Algérie-Iran : une coopération industrielle à l’étude dans les hydrocarbures et la pétrochimie
© Getty ImagesAlger et Téhéran explorent un partenariat dans la pétrochimie et l’ingénierie industrielle. L’objectif est de renforcer la transformation locale des hydrocarbures via Sonatrach. Cette coopération s’inscrit dans une stratégie de diversification technologique et d’indépendance industrielle.
Le ministre d’État algérien chargé des Hydrocarbures a reçu à Alger le président de la société iranienne Industrial Pioneers Farayand Co. (IPF) afin d’explorer les perspectives d’un partenariat dans le raffinage, la pétrochimie et l’ingénierie industrielle. Cette rencontre, tenue au siège du ministère en présence de responsables du secteur, n’a débouché sur aucun accord signé, mais marque une étape exploratoire dans le rapprochement entre les deux parties.

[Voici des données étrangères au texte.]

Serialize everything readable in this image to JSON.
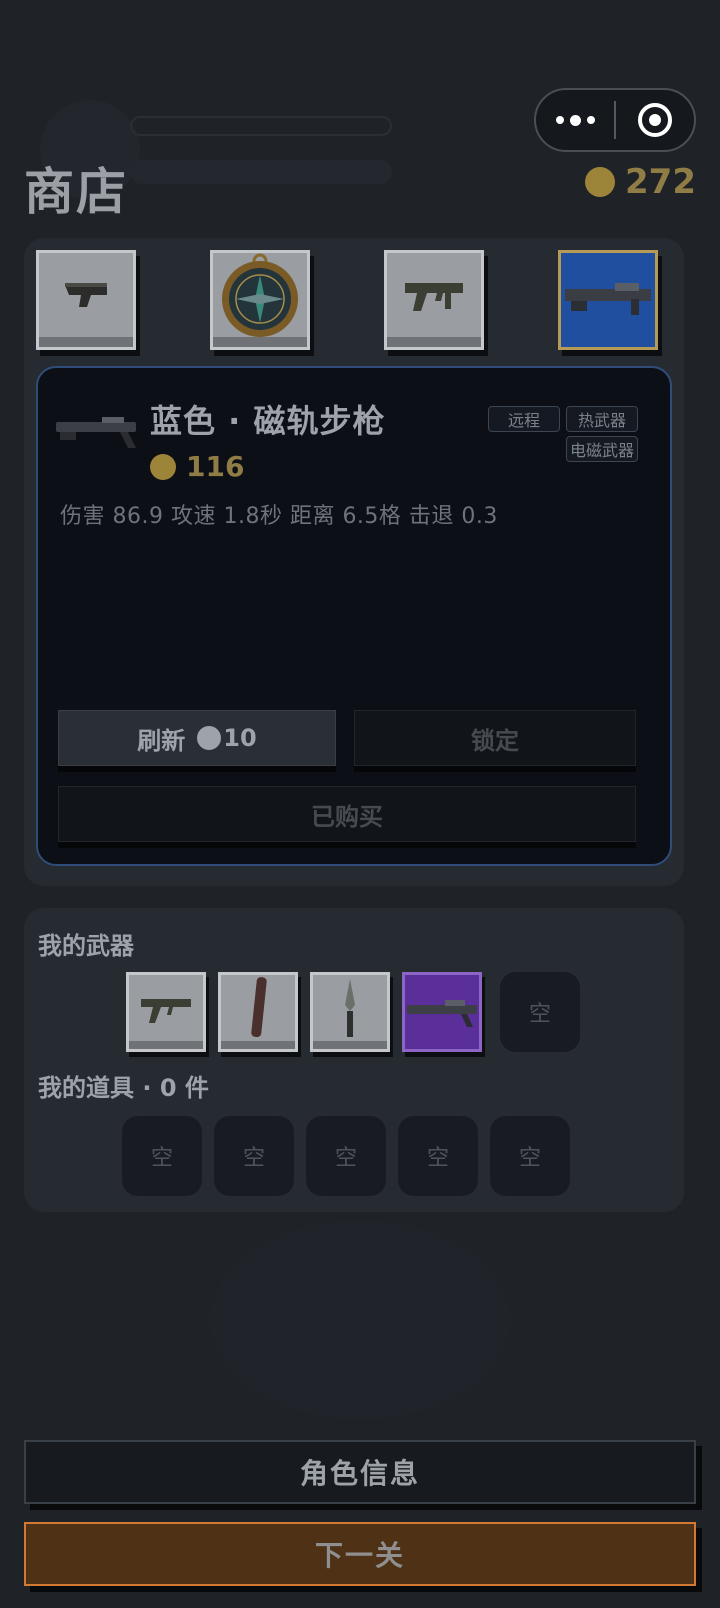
{
  "header": {
    "title": "商店",
    "coins": "272"
  },
  "shop": {
    "offers": [
      {
        "name": "pistol",
        "selected": false
      },
      {
        "name": "compass",
        "selected": false
      },
      {
        "name": "smg",
        "selected": false
      },
      {
        "name": "railgun",
        "selected": true
      }
    ],
    "detail": {
      "name": "蓝色 · 磁轨步枪",
      "price": "116",
      "tags": [
        "远程",
        "热武器",
        "电磁武器"
      ],
      "stats": "伤害 86.9  攻速 1.8秒  距离 6.5格  击退 0.3"
    },
    "refresh_label": "刷新",
    "refresh_cost": "10",
    "lock_label": "锁定",
    "bought_label": "已购买"
  },
  "inventory": {
    "weapons_label": "我的武器",
    "weapons": [
      "smg",
      "bat",
      "knife",
      "railgun"
    ],
    "empty_label": "空",
    "items_label": "我的道具 · 0 件"
  },
  "footer": {
    "role_label": "角色信息",
    "next_label": "下一关"
  },
  "colors": {
    "background": "#1f2328",
    "coin": "#9c8439",
    "selected_slot": "#1f4f9e",
    "purple_slot": "#5a2f9a",
    "next_button": "#4f3115"
  }
}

Les discussions ont porté sur des opportunités de coopération entre le groupe Sonatrach et la société iranienne, notamment dans la réalisation d’unités industrielles, le développement d’infrastructures de traitement et la production de produits à forte valeur ajoutée, comme le polypropylène et ses dérivés. L’objectif affiché est de renforcer la chaîne pétrochimique algérienne afin de réduire la dépendance aux exportations de brut et d’accroître la transformation locale des hydrocarbures.
Un partenariat en devenir
La société iranienne, spécialisée dans l’ingénierie EPC, soit l’ingénierie, l’approvisionnement et la construction, intervient dans la conception d’équipements industriels pour le pétrole et le gaz. Son expérience s’est développée dans un contexte de sanctions internationales ayant conduit l’Iran à renforcer ses capacités technologiques internes, notamment dans la pétrochimie et la production d’équipements spécialisés.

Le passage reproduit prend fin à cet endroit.